The harder the liver, the smaller the space for tumor growth, which was reflected in this study's negative linear relationship between collagen deposition and tumor size. Nevertheless, this does not mean that liver fibrosis can reduce the degree of “tumor damage”. In fact, despite the smaller tumor size, the HCC patients with cirrhosis have a worse prognosis and higher-level pathological typing[6,9]. Liver stiffness is positively correlated with the risk of HCC, patients with a liver stiffness value greater than 12.5 to 13 kPa have a 4 to 13 times higher risk of HCC occurrence[48,49]. Schrader et al.[50] found that when cells were cultured on hard (12 kPa) supports, the proliferation index (assessed by Ki67) of Huh7 and HepG2 cells were respectively 2.7 and 12.2 times higher than those were cultured on soft (1 kPa) supports.

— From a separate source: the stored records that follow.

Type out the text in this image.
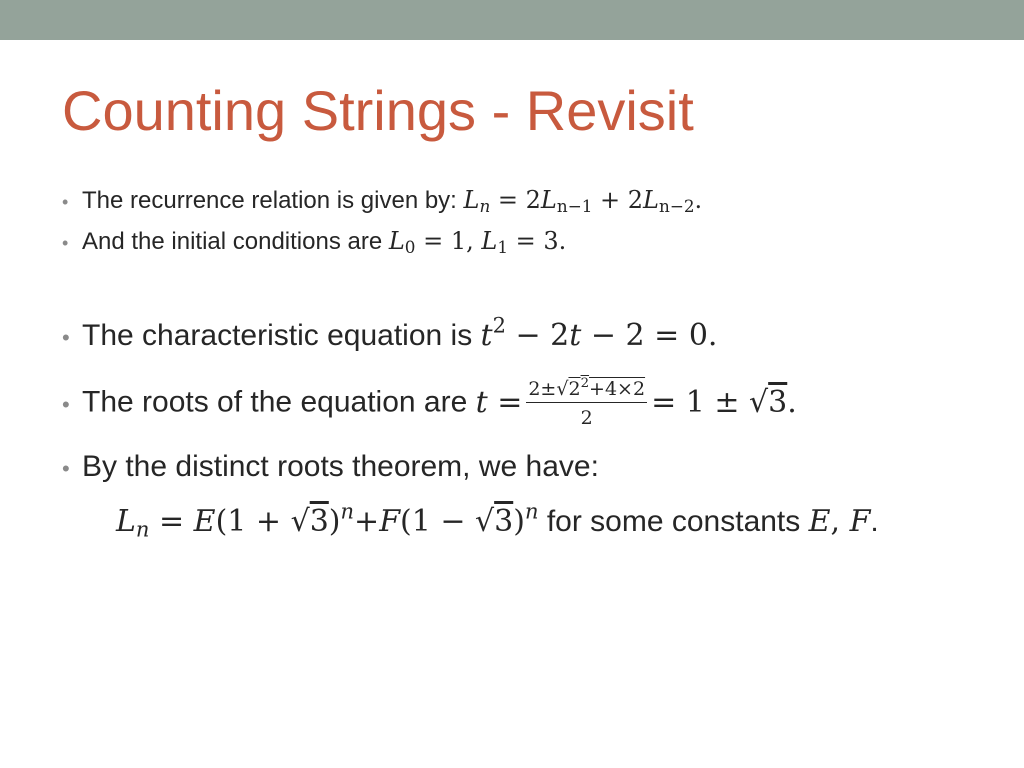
Counting Strings - Revisit
• The recurrence relation is given by: $L_n = 2L_{n-1} + 2L_{n-2}$.
• And the initial conditions are $L_0 = 1$, $L_1 = 3$.
• The characteristic equation is $t^2 - 2t - 2 = 0$.
• The roots of the equation are $t = \frac{2\pm√2^2+4\times 2}{2} = 1 \pm √3$.
• By the distinct roots theorem, we have:
$L_n = E(1 + √3)^n+F(1 - √3)^n$ for some constants E, F.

In addition, we also found a relatively moderate correlation between tumor volume and related indicators reflecting immune escape. For patients who accepted immunity therapy, an apparent initial increase in tumor burden may be present, a finding that is likely related to transient immunity cell infiltration[51]. Moreover, CD8 + T cell infiltration was related to tumor size in this study, but more shreds of evidence are needed to prove the relationship between tumor size and immunity cells[51,52].

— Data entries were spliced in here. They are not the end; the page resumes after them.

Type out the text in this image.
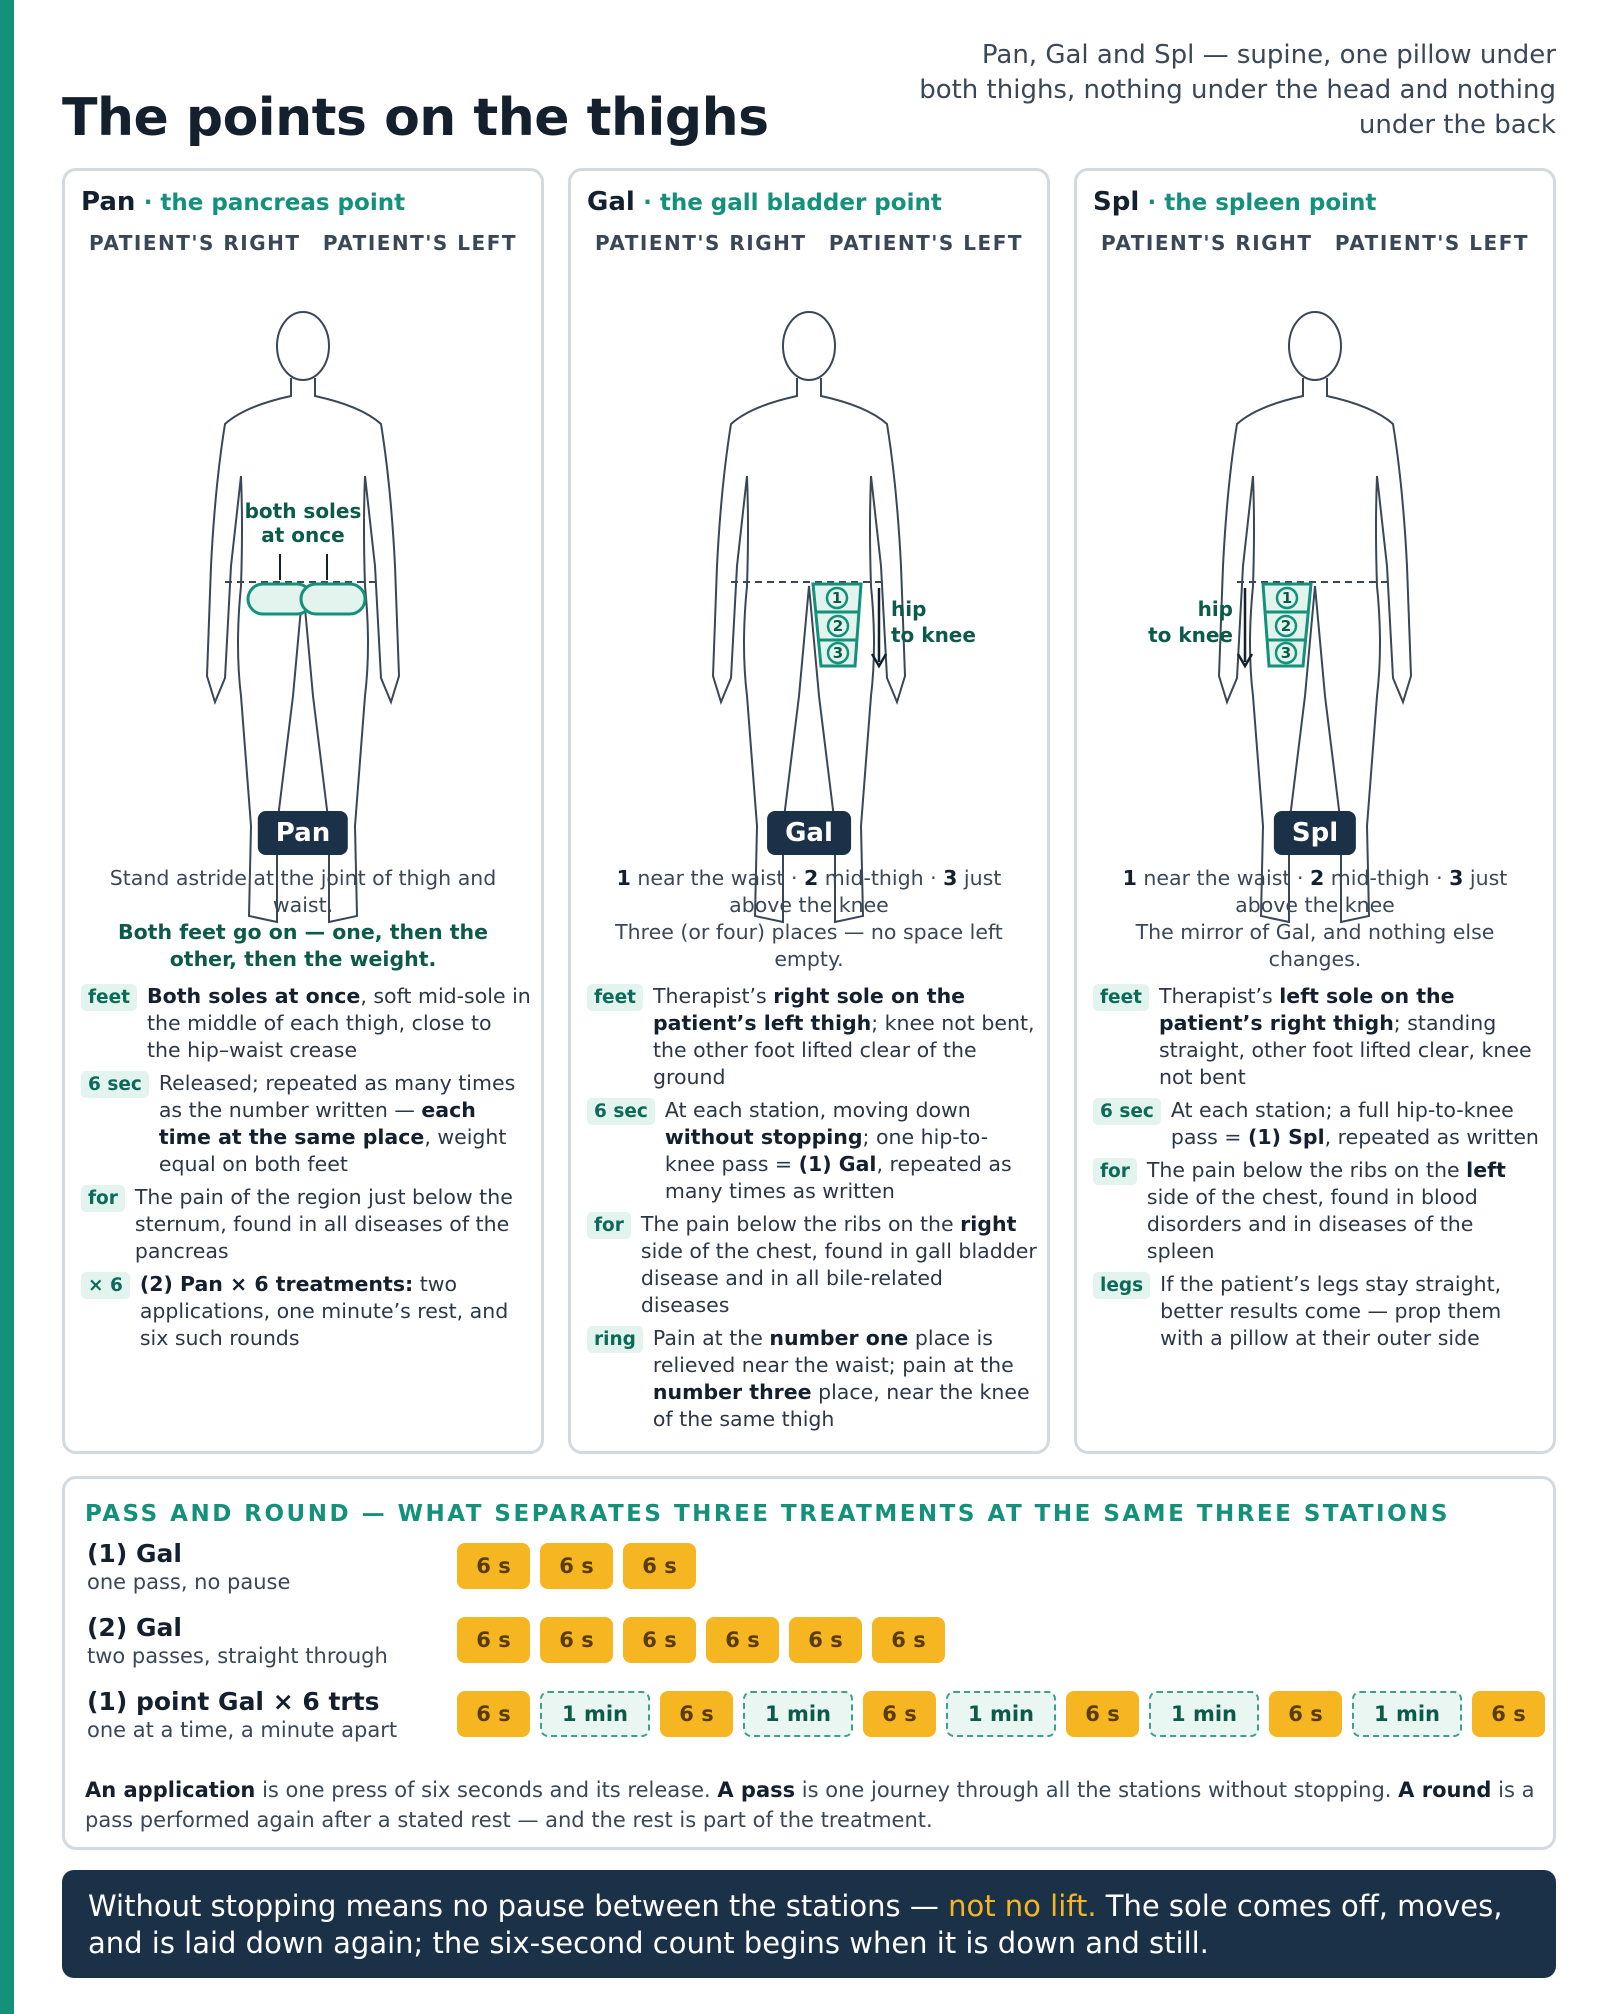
The points on the thighs
Pan, Gal and Spl — supine, one pillow under both thighs, nothing under the head and nothing under the back
Pan · the pancreas point
PATIENT'S RIGHT PATIENT'S LEFT
both soles
at once
Pan
Stand astride at the joint of thigh and waist.
Both feet go on — one, then the other, then the weight.
feet Both soles at once, soft mid-sole in the middle of each thigh, close to the hip–waist crease
6 sec Released; repeated as many times as the number written — each time at the same place, weight equal on both feet
for The pain of the region just below the sternum, found in all diseases of the pancreas
× 6 (2) Pan × 6 treatments: two applications, one minute’s rest, and six such rounds
Gal · the gall bladder point
PATIENT'S RIGHT PATIENT'S LEFT
1
2
3
hip
to knee
Gal
1 near the waist · 2 mid-thigh · 3 just above the knee
Three (or four) places — no space left empty.
feet Therapist’s right sole on the patient’s left thigh; knee not bent, the other foot lifted clear of the ground
6 sec At each station, moving down without stopping; one hip-to-knee pass = (1) Gal, repeated as many times as written
for The pain below the ribs on the right side of the chest, found in gall bladder disease and in all bile-related diseases
ring Pain at the number one place is relieved near the waist; pain at the number three place, near the knee of the same thigh
Spl · the spleen point
PATIENT'S RIGHT PATIENT'S LEFT
1
2
3
hip
to knee
Spl
1 near the waist · 2 mid-thigh · 3 just above the knee
The mirror of Gal, and nothing else changes.
feet Therapist’s left sole on the patient’s right thigh; standing straight, other foot lifted clear, knee not bent
6 sec At each station; a full hip-to-knee pass = (1) Spl, repeated as written
for The pain below the ribs on the left side of the chest, found in blood disorders and in diseases of the spleen
legs If the patient’s legs stay straight, better results come — prop them with a pillow at their outer side
PASS AND ROUND — WHAT SEPARATES THREE TREATMENTS AT THE SAME THREE STATIONS
(1) Gal
one pass, no pause
6 s	6 s	6 s
(2) Gal
two passes, straight through
6 s	6 s	6 s	6 s	6 s	6 s
(1) point Gal × 6 trts
one at a time, a minute apart
6 s	1 min	6 s	1 min	6 s	1 min	6 s	1 min	6 s	1 min	6 s
An application is one press of six seconds and its release. A pass is one journey through all the stations without stopping. A round is a pass performed again after a stated rest — and the rest is part of the treatment.
Without stopping means no pause between the stations — not no lift. The sole comes off, moves, and is laid down again; the six-second count begins when it is down and still.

Different from the previous focus on the effect of stiffness on the biological behavior of tumor cells[50,53], the model we constructed in this study can directly observe the effect of liver fibrosis on tumor size. A limitation to the study is that the number of animals in each group was relatively small, which might reduce statistical efficiency. In summary, liver fibrosis facilitated tumor immunity escape but limited the expansion of tumor size, and this phenomenon may be related to the accumulation of collagen in the liver and the decrease of lymphocyte infiltration in the tumor.